Die Söldner nutzten dabei „die derzeitig instabile Lage in vielen afrikanischen Staaten, die auf der einen Seite gegen dschihadistische Aufstände kämpfen und auf der andern Seite vor Wahlen stehen“, schreibt Tessa Knight, Analystin des Atlantic Council. 

So hatte der mit Wagner verbundene Telegram-Kanal „Reverse Side of the Medal“ erst Mitte Juli eine Anzeige gepostet, in der die Söldnertruppe afrikanischen Staaten erneut Offerten machte. In der Anzeige heißt es auf Französisch: „Wagner bietet seine Dienste an, um die Souveränität der Staaten zu gewährleisten und die Bevölkerung Afrikas vor Militanten und Terroristen zu schützen“. Im Kleingedruckten wird betont, dass „verschiedene Formen der Zusammenarbeit möglich sind“, solange die Zusammenarbeit „nicht im Widerspruch zu den Interessen Russlands“ steht.

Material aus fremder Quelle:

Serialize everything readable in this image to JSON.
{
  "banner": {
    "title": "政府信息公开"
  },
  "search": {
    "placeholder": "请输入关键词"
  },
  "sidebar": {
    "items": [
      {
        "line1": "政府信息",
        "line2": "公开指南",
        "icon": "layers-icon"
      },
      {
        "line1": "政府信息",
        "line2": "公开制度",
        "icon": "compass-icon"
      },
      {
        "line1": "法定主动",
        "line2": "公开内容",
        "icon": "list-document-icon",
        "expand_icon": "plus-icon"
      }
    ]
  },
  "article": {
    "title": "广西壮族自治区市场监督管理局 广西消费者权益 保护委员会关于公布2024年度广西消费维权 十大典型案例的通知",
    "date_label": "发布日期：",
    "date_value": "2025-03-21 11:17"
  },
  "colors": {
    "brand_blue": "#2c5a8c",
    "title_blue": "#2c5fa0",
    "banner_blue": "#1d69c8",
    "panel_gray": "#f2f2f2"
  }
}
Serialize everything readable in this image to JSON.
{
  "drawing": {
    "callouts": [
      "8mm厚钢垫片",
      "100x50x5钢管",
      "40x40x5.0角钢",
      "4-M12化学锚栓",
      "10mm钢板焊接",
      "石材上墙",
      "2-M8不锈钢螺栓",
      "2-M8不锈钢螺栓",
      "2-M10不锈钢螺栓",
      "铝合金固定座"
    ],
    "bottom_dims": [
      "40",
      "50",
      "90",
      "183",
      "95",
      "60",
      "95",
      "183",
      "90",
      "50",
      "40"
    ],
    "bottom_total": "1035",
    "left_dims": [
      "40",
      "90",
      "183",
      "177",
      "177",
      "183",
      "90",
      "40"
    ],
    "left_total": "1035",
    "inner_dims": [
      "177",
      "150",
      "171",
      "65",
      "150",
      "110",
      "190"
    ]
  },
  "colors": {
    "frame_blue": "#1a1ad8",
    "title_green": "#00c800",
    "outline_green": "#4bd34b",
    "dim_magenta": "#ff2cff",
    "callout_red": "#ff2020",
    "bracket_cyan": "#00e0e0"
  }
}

Ivanov scheint dabei als neuer Sprecher zu agieren. Antiwestliche Ressentiments verbindet er geschickt mit dem Streben der autokratischen Staaten nach Sicherheit und anti-westlicher Lagerbildung zugunsten des Kremls. „Russland möchte das von seinen staatlichen Stellvertretern aufgebaute Netzwerk vor Ort nicht vergeuden und versucht nun, Wagner und die Fähigkeit des Kremls zur hybriden Kriegsführung zu reorganisieren, ein neues Branding sowie ein neues Narrativ zu entwickeln“, schreibt Knight. 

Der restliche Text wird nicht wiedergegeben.